20-21 Visual Arts Centre
24 February 2013

Sermon: “discourse, speech, talk”… “a stringing together of words”, related to Serere: “to join.”
“Food is basic to the mythology of most cultures […] thus the roots of art, storytelling and religion are linked to cooking.” Levi-Strauss.

at the table was an afternoon of performance and reading at 20-21 Visual Arts Centre, Scunthorpe. Presented in a converted 19th Century Parish Church and formed around a three course meal, the event explored ways in which the echoes of the building’s previous functions resonate through its current use as a place of display, exhibition and education, and invited artists and audience to consider modes of address and their relation to architectural and social context. The works drew from the interwoven histories of communal gathering, public speaking, reading and listening, and played with the forms of lectures, sermons, speeches, demonstrations, presentations and recital.

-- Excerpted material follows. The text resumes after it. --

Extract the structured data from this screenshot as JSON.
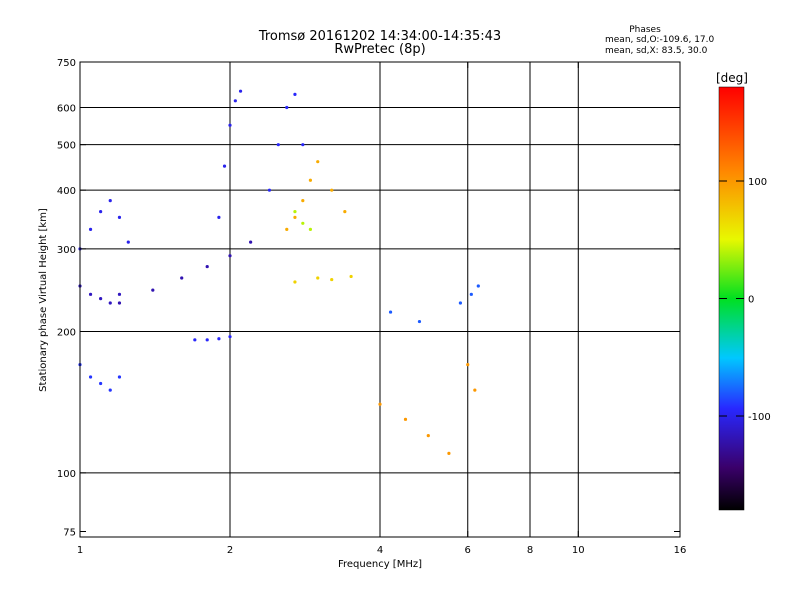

In direct relation to the architecture of the space, Clare Charnley’s work to pace interwove rhythms of walking, speaking and architecture with stories formed around pacing as a process of measuring, and Holly Corfield-Carr’s if these walls could talk drew upon the material limits of space, bringing the gallery walls into a series of conversations and conversions. These concerns chimed through Laura Mahony’s journey around the site during Mirabilis 2013, in which she utilised various methods of communication and arranging the audience. The Endless Inedibility was a series of readings by Patrick Coyle which relate to the ‘edibility’ of certain found and constructed objects, while Kevin Logan’s performance DJ Pedagog: Dialogue of the deaf [a spectral debate] brought in found and collected material in the form of pre-recorded lectures and public speeches on vinyl and reel-to-reel tape, building new narratives and an electro-acoustic environment. Also making use of accompanying props and a number of supporting images, Matthew McQuillan’s Flowers and Obstructions was delivered in the manner of an informal lecture that highlighted the affective quality of an object.